Some Like It Hot. Some Like It Dark.

When Brett Bretterson was released a few months back, we got a lot of love for the name, but we gotta give credit where credit’s due, to the original Bandit goofy name – Stouty McStoutface.

Stouty is not new to Bandit Brewery, it was first introduced a few months after our opening in 2016. This weekend it’s making a midsummer comeback for all those who crave something a bit darker, yet light, for patio season.

This delightful American-style Stout is brewed with a bit of English influence in terms of malts and hops. It’s a blend of good roast malt and cocoa aromas with a light enough body to make drinking it a pleasure.

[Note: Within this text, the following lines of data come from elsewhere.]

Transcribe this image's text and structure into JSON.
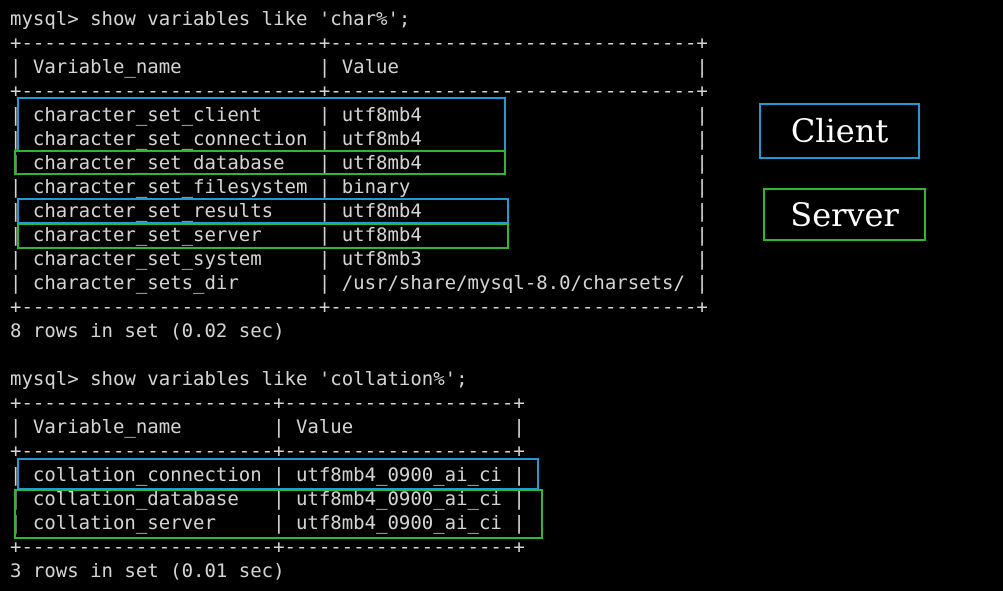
{
  "terminal": {
    "lines": [
      "mysql> show variables like 'char%';",
      "+--------------------------+--------------------------------+",
      "| Variable_name            | Value                          |",
      "+--------------------------+--------------------------------+",
      "| character_set_client     | utf8mb4                        |",
      "| character_set_connection | utf8mb4                        |",
      "| character_set_database   | utf8mb4                        |",
      "| character_set_filesystem | binary                         |",
      "| character_set_results    | utf8mb4                        |",
      "| character_set_server     | utf8mb4                        |",
      "| character_set_system     | utf8mb3                        |",
      "| character_sets_dir       | /usr/share/mysql-8.0/charsets/ |",
      "+--------------------------+--------------------------------+",
      "8 rows in set (0.02 sec)",
      "",
      "mysql> show variables like 'collation%';",
      "+----------------------+--------------------+",
      "| Variable_name        | Value              |",
      "+----------------------+--------------------+",
      "| collation_connection | utf8mb4_0900_ai_ci |",
      "| collation_database   | utf8mb4_0900_ai_ci |",
      "| collation_server     | utf8mb4_0900_ai_ci |",
      "+----------------------+--------------------+",
      "3 rows in set (0.01 sec)"
    ]
  },
  "annotations": {
    "client_label": "Client",
    "server_label": "Server",
    "client_color": "#1e9bd7",
    "server_color": "#2eb82e"
  }
}
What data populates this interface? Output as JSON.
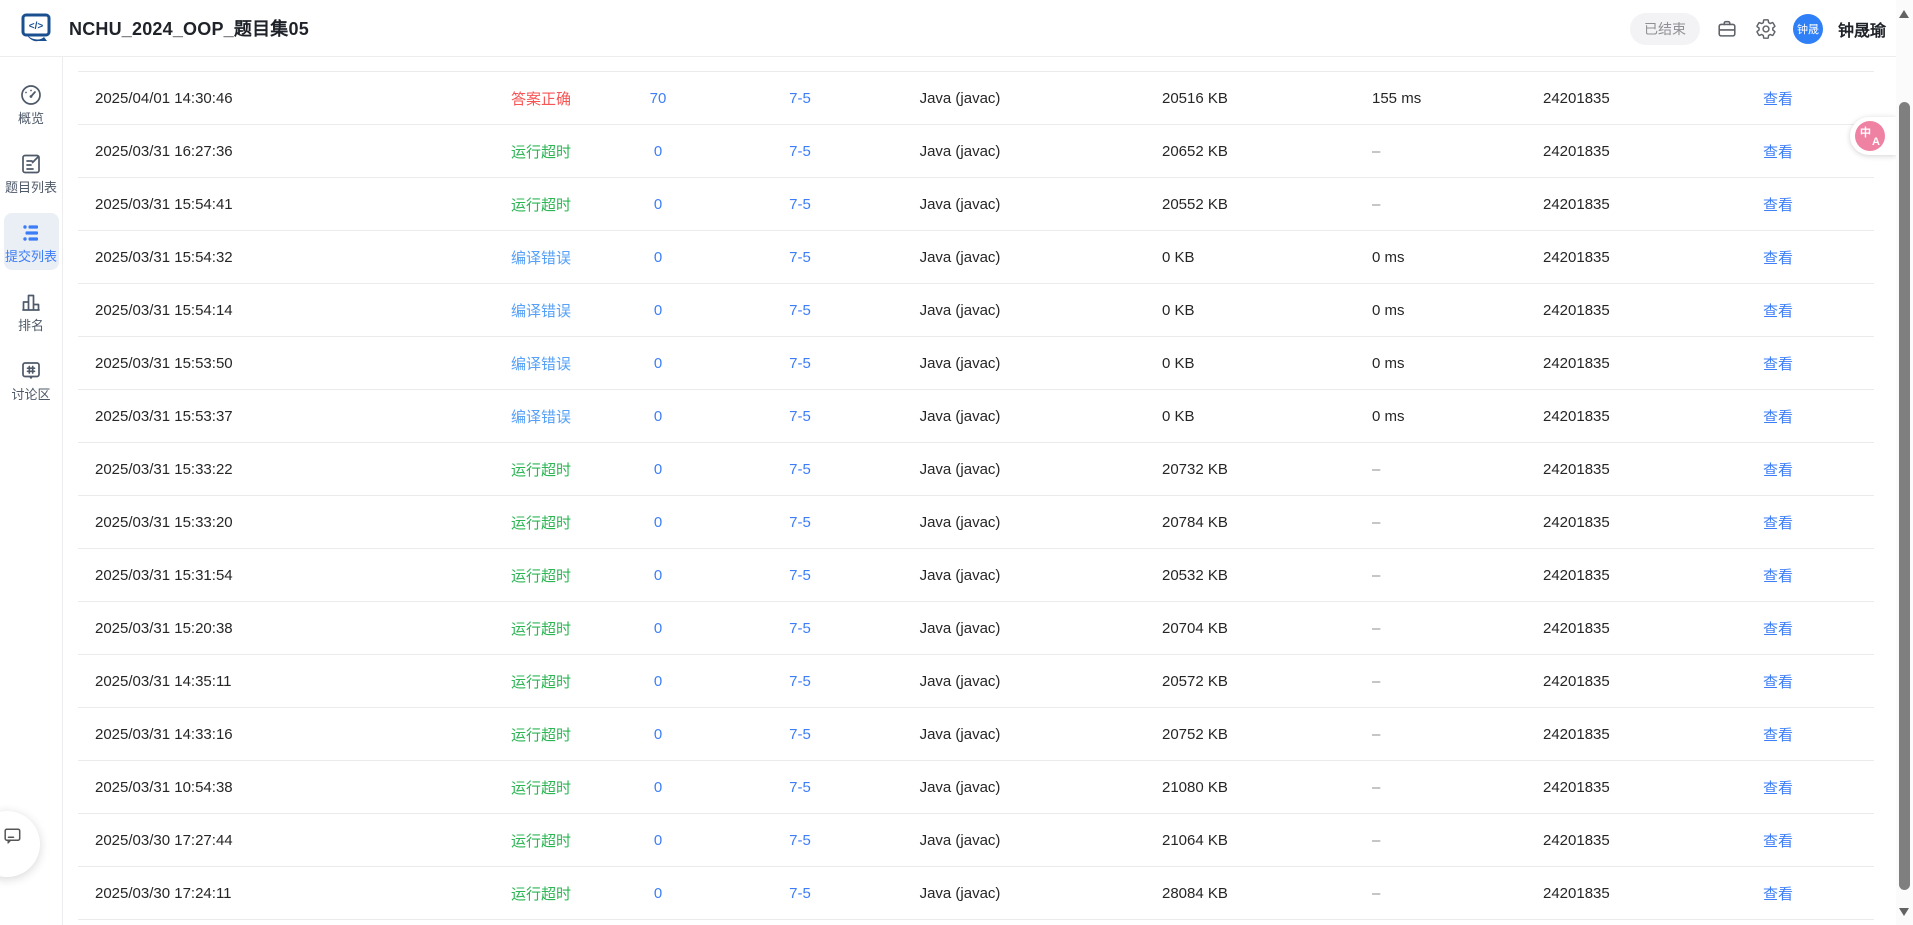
{
  "app": {
    "title": "NCHU_2024_OOP_题目集05",
    "status_badge": "已结束",
    "user": {
      "name": "钟晟瑜",
      "avatar_text": "钟晟"
    }
  },
  "sidebar": {
    "items": [
      {
        "label": "概览",
        "icon": "gauge-icon",
        "active": false
      },
      {
        "label": "题目列表",
        "icon": "problem-list-icon",
        "active": false
      },
      {
        "label": "提交列表",
        "icon": "submission-list-icon",
        "active": true
      },
      {
        "label": "排名",
        "icon": "ranking-icon",
        "active": false
      },
      {
        "label": "讨论区",
        "icon": "discussion-icon",
        "active": false
      }
    ]
  },
  "table": {
    "action_label": "查看",
    "rows": [
      {
        "time": "2025/04/01 14:30:46",
        "status": "答案正确",
        "status_key": "accepted",
        "score": "70",
        "problem": "7-5",
        "compiler": "Java (javac)",
        "memory": "20516 KB",
        "time_cost": "155 ms",
        "user": "24201835"
      },
      {
        "time": "2025/03/31 16:27:36",
        "status": "运行超时",
        "status_key": "timeout",
        "score": "0",
        "problem": "7-5",
        "compiler": "Java (javac)",
        "memory": "20652 KB",
        "time_cost": "–",
        "user": "24201835"
      },
      {
        "time": "2025/03/31 15:54:41",
        "status": "运行超时",
        "status_key": "timeout",
        "score": "0",
        "problem": "7-5",
        "compiler": "Java (javac)",
        "memory": "20552 KB",
        "time_cost": "–",
        "user": "24201835"
      },
      {
        "time": "2025/03/31 15:54:32",
        "status": "编译错误",
        "status_key": "compile_error",
        "score": "0",
        "problem": "7-5",
        "compiler": "Java (javac)",
        "memory": "0 KB",
        "time_cost": "0 ms",
        "user": "24201835"
      },
      {
        "time": "2025/03/31 15:54:14",
        "status": "编译错误",
        "status_key": "compile_error",
        "score": "0",
        "problem": "7-5",
        "compiler": "Java (javac)",
        "memory": "0 KB",
        "time_cost": "0 ms",
        "user": "24201835"
      },
      {
        "time": "2025/03/31 15:53:50",
        "status": "编译错误",
        "status_key": "compile_error",
        "score": "0",
        "problem": "7-5",
        "compiler": "Java (javac)",
        "memory": "0 KB",
        "time_cost": "0 ms",
        "user": "24201835"
      },
      {
        "time": "2025/03/31 15:53:37",
        "status": "编译错误",
        "status_key": "compile_error",
        "score": "0",
        "problem": "7-5",
        "compiler": "Java (javac)",
        "memory": "0 KB",
        "time_cost": "0 ms",
        "user": "24201835"
      },
      {
        "time": "2025/03/31 15:33:22",
        "status": "运行超时",
        "status_key": "timeout",
        "score": "0",
        "problem": "7-5",
        "compiler": "Java (javac)",
        "memory": "20732 KB",
        "time_cost": "–",
        "user": "24201835"
      },
      {
        "time": "2025/03/31 15:33:20",
        "status": "运行超时",
        "status_key": "timeout",
        "score": "0",
        "problem": "7-5",
        "compiler": "Java (javac)",
        "memory": "20784 KB",
        "time_cost": "–",
        "user": "24201835"
      },
      {
        "time": "2025/03/31 15:31:54",
        "status": "运行超时",
        "status_key": "timeout",
        "score": "0",
        "problem": "7-5",
        "compiler": "Java (javac)",
        "memory": "20532 KB",
        "time_cost": "–",
        "user": "24201835"
      },
      {
        "time": "2025/03/31 15:20:38",
        "status": "运行超时",
        "status_key": "timeout",
        "score": "0",
        "problem": "7-5",
        "compiler": "Java (javac)",
        "memory": "20704 KB",
        "time_cost": "–",
        "user": "24201835"
      },
      {
        "time": "2025/03/31 14:35:11",
        "status": "运行超时",
        "status_key": "timeout",
        "score": "0",
        "problem": "7-5",
        "compiler": "Java (javac)",
        "memory": "20572 KB",
        "time_cost": "–",
        "user": "24201835"
      },
      {
        "time": "2025/03/31 14:33:16",
        "status": "运行超时",
        "status_key": "timeout",
        "score": "0",
        "problem": "7-5",
        "compiler": "Java (javac)",
        "memory": "20752 KB",
        "time_cost": "–",
        "user": "24201835"
      },
      {
        "time": "2025/03/31 10:54:38",
        "status": "运行超时",
        "status_key": "timeout",
        "score": "0",
        "problem": "7-5",
        "compiler": "Java (javac)",
        "memory": "21080 KB",
        "time_cost": "–",
        "user": "24201835"
      },
      {
        "time": "2025/03/30 17:27:44",
        "status": "运行超时",
        "status_key": "timeout",
        "score": "0",
        "problem": "7-5",
        "compiler": "Java (javac)",
        "memory": "21064 KB",
        "time_cost": "–",
        "user": "24201835"
      },
      {
        "time": "2025/03/30 17:24:11",
        "status": "运行超时",
        "status_key": "timeout",
        "score": "0",
        "problem": "7-5",
        "compiler": "Java (javac)",
        "memory": "28084 KB",
        "time_cost": "–",
        "user": "24201835"
      }
    ]
  },
  "floating": {
    "translate_primary": "中",
    "translate_secondary": "A"
  },
  "colors": {
    "accent": "#3d7ef8",
    "status": {
      "accepted": "#f85454",
      "timeout": "#2bb553",
      "compile_error": "#56a0f8"
    },
    "sidebar_active": "#3b7cf7",
    "avatar_bg": "#2f80f7",
    "translate_pink": "#ef82a2"
  }
}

So, what’s in a name, you may ask.  When asked about it, our brewer Ben genuinely shares with us the details on how he came up with the name: “Honestly, desperation. When the first batch came out we only had the working name of “Dry Stout” on the menu. We decided to get a real name for it and despite picking our brains for two hours we couldn’t come up with anything, so I quipped “Stouty McStoutface” and it won by default.”

Ben is our go-to guy when it comes to dark beers. He takes great pride in his knowledge of the style and even looks like the exact type of guy who enjoys nothing more than a great Porter or Stout, in summer or winter. “Part of it was the west coast hop wars where everyone was trying to outdo each other in bitterness and I wanted something with a little less lupulin glands and a little more malt,” Ben tells us.

Although we started out with two excellent dark beers, Smoke On The Porter and Night Mist, Ben felt that a more traditional Stout would fit in quite nicely in our beer lineup. Smoke has a very distinct taste that’s a bit more intense, and Night Mist is a high ABV Imperial Stout, so a lighter Stout was a perfect addition to our beer list. Ben adds,”Stouty can be thought of either as Smoke without the smoke, or a regular strength Night Mist. There are some variations in the number of dark malts used in Stouty, since there are less of the other characters to balance it, such as the smoke malts and higher alcohol of Night Mist. The goal was to have something dark and a little more immediately approachable for customers who would shy away from a pint of Smoke On The Porter.”

Stouty stays lower in alcohol, coming in right at 5%. The body is lighter in comparison to Smoke, and while the dark malt aromas come through quite a lot, overall, the stout is fairly easy to drink, making the ideal summer Stout.

“I know some people will shy away from a dark beer in 30-degreee weather, but for the Irish Stout fans, and those interested in trying a wider range of styles, I’m certain they’ll enjoy the heck out of it,” adds Ben.

Stouty McStoutface is available on tap and in our bottle shop as of this Friday afternoon.